செல்வநாயகம் சத்தியாகிரகம்Chelvanayakam Satyagraha — 1961
The 1961 non-violent satyagraha against the Official Language Act, led by S.J.V. Chelvanayakam and the Federal Party in Jaffna and the Eastern Province.
From February to April 1961, the Federal Party under S.J.V. Chelvanayakam led a sustained non-violent satyagraha at kachcheri (district secretariat) buildings across the Northern and Eastern Provinces, refusing entry until Tamil-language administration was restored. The campaign was eventually broken by military deployment and emergency regulations. It is one of the largest Gandhian-method civil-disobedience actions in post-independence South Asia.
§1The action
Federal Party volunteers blockaded kachcheri entrances in Jaffna, Vavuniya, Trincomalee, Batticaloa and Mannar from late February 1961. Civil administration in the Tamil-majority districts effectively ceased. The Sirimavo Bandaranaike government declared a state of emergency, deployed the army into the Northern Province for the first time since independence, and arrested the entire Federal Party leadership including Chelvanayakam.

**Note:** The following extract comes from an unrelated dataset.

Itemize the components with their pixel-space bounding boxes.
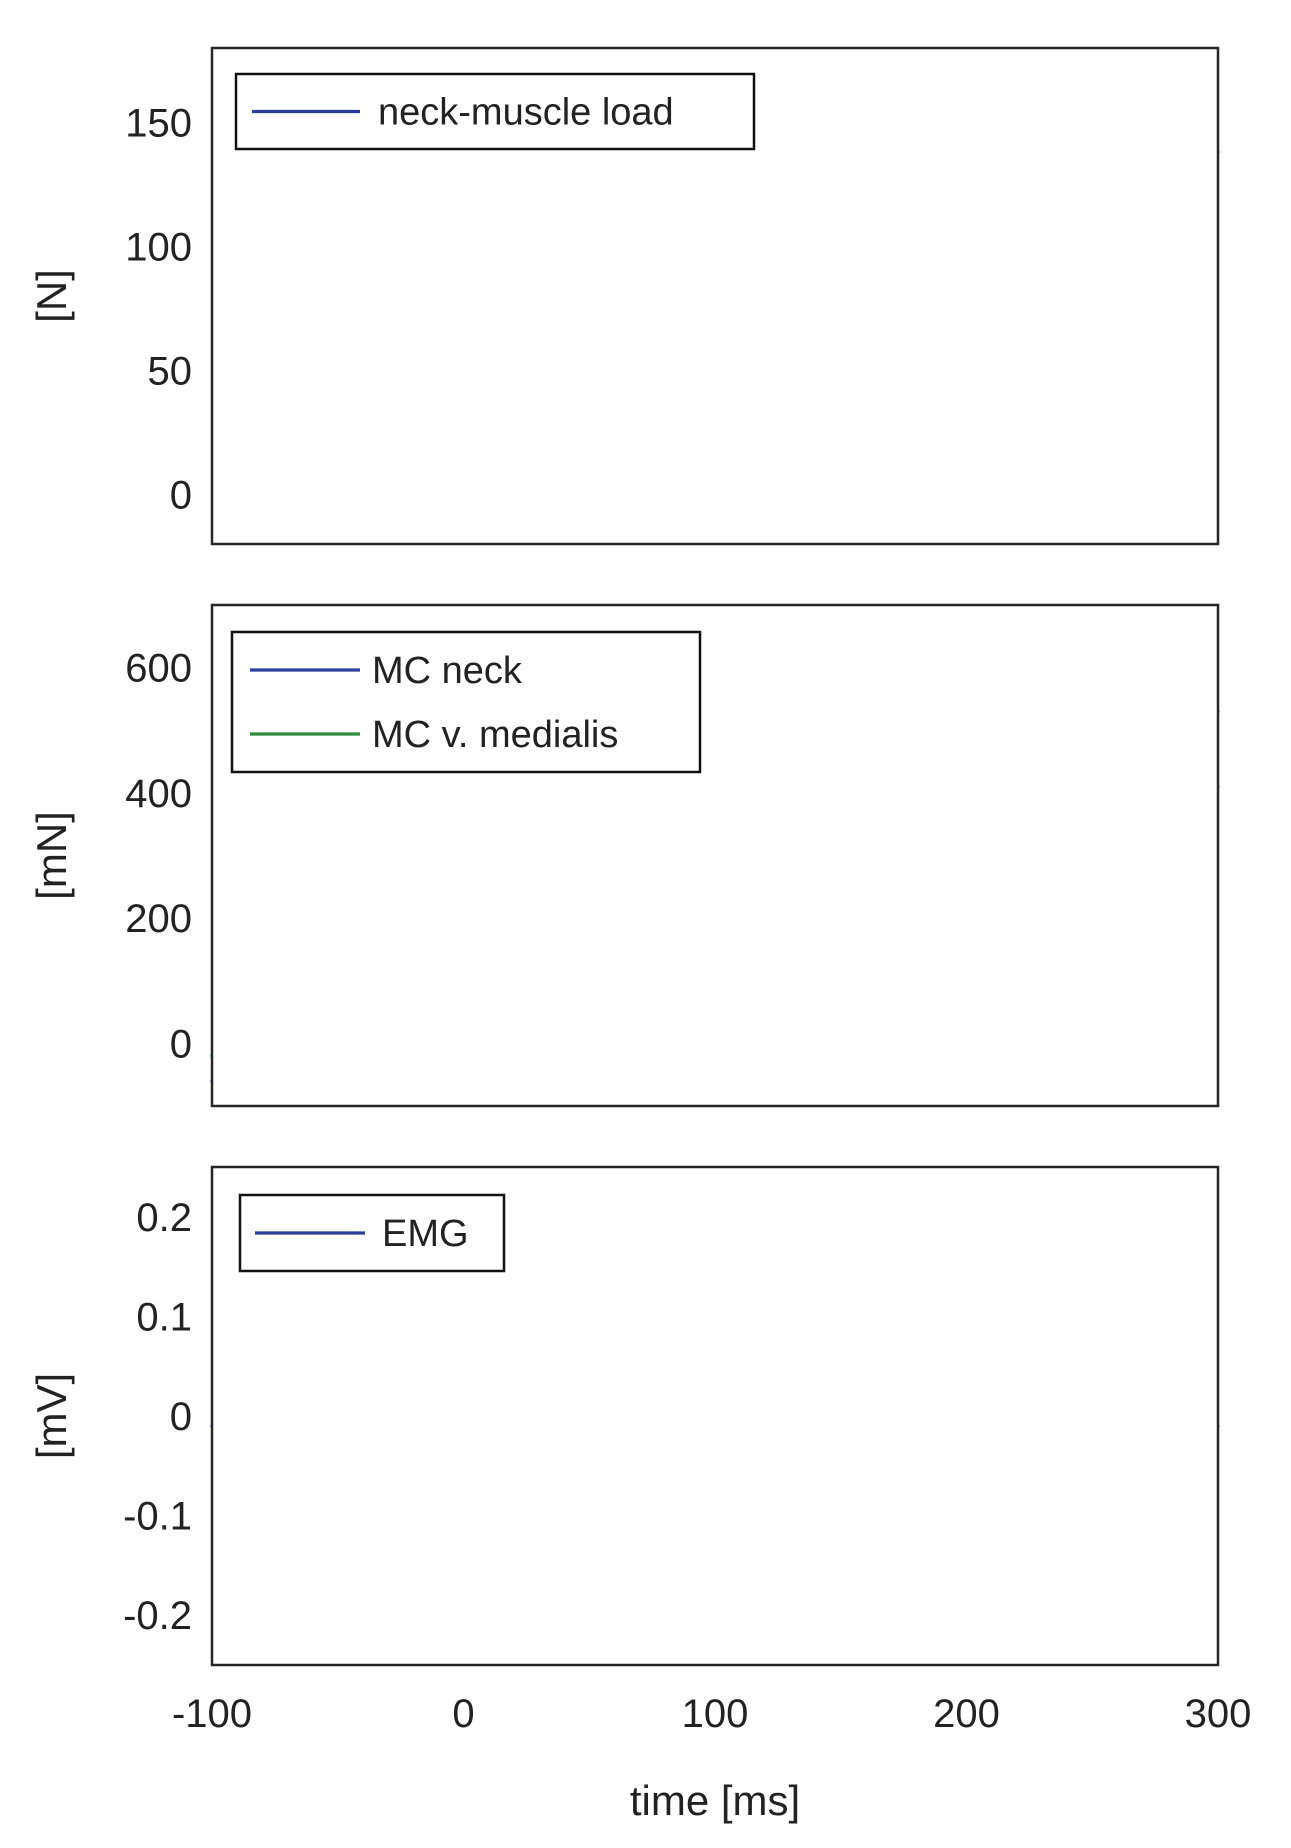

The satyagraha ended in April 1961. No language concession was offered. The army remained in the Jaffna peninsula under emergency powers for the following months — establishing the first post-independence pattern of military deployment into Tamil civilian space.

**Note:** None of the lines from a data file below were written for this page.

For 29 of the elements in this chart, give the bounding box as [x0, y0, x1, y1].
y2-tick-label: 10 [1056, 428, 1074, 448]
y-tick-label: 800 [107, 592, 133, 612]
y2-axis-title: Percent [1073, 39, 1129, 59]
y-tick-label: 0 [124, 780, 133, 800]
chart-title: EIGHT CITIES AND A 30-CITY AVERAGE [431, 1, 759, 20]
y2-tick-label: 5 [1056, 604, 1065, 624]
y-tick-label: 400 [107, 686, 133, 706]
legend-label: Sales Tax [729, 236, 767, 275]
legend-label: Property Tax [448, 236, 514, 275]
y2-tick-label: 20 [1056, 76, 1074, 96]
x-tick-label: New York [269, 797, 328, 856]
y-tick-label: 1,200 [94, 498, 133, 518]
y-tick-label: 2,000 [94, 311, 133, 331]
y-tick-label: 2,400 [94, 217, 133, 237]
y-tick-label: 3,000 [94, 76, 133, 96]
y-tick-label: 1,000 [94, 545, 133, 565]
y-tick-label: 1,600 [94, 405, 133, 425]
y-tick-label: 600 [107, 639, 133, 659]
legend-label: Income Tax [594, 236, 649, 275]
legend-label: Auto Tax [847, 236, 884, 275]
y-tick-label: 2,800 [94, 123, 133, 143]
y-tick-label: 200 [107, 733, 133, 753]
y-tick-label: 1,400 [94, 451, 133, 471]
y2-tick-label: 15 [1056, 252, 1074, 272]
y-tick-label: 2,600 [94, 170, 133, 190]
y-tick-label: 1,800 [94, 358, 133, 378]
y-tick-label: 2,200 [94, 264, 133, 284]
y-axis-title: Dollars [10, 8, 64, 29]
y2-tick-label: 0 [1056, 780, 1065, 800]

§2Why it sits on the narrowing
The 1961 satyagraha is the moment at which the post-1956 'parliamentary federalism' route was exhausted as a viable channel for redress. The Federal Party had won large mandates in 1956 and 1960 and exhausted petition, debate, and the abrogated Bandaranaike-Chelvanayakam Pact. The satyagraha was the constitutional opposition's last non-violent escalation before the 1965 Dudley-Chelvanayakam Pact (also abrogated) and the post-1972 collapse of constitutional remedy.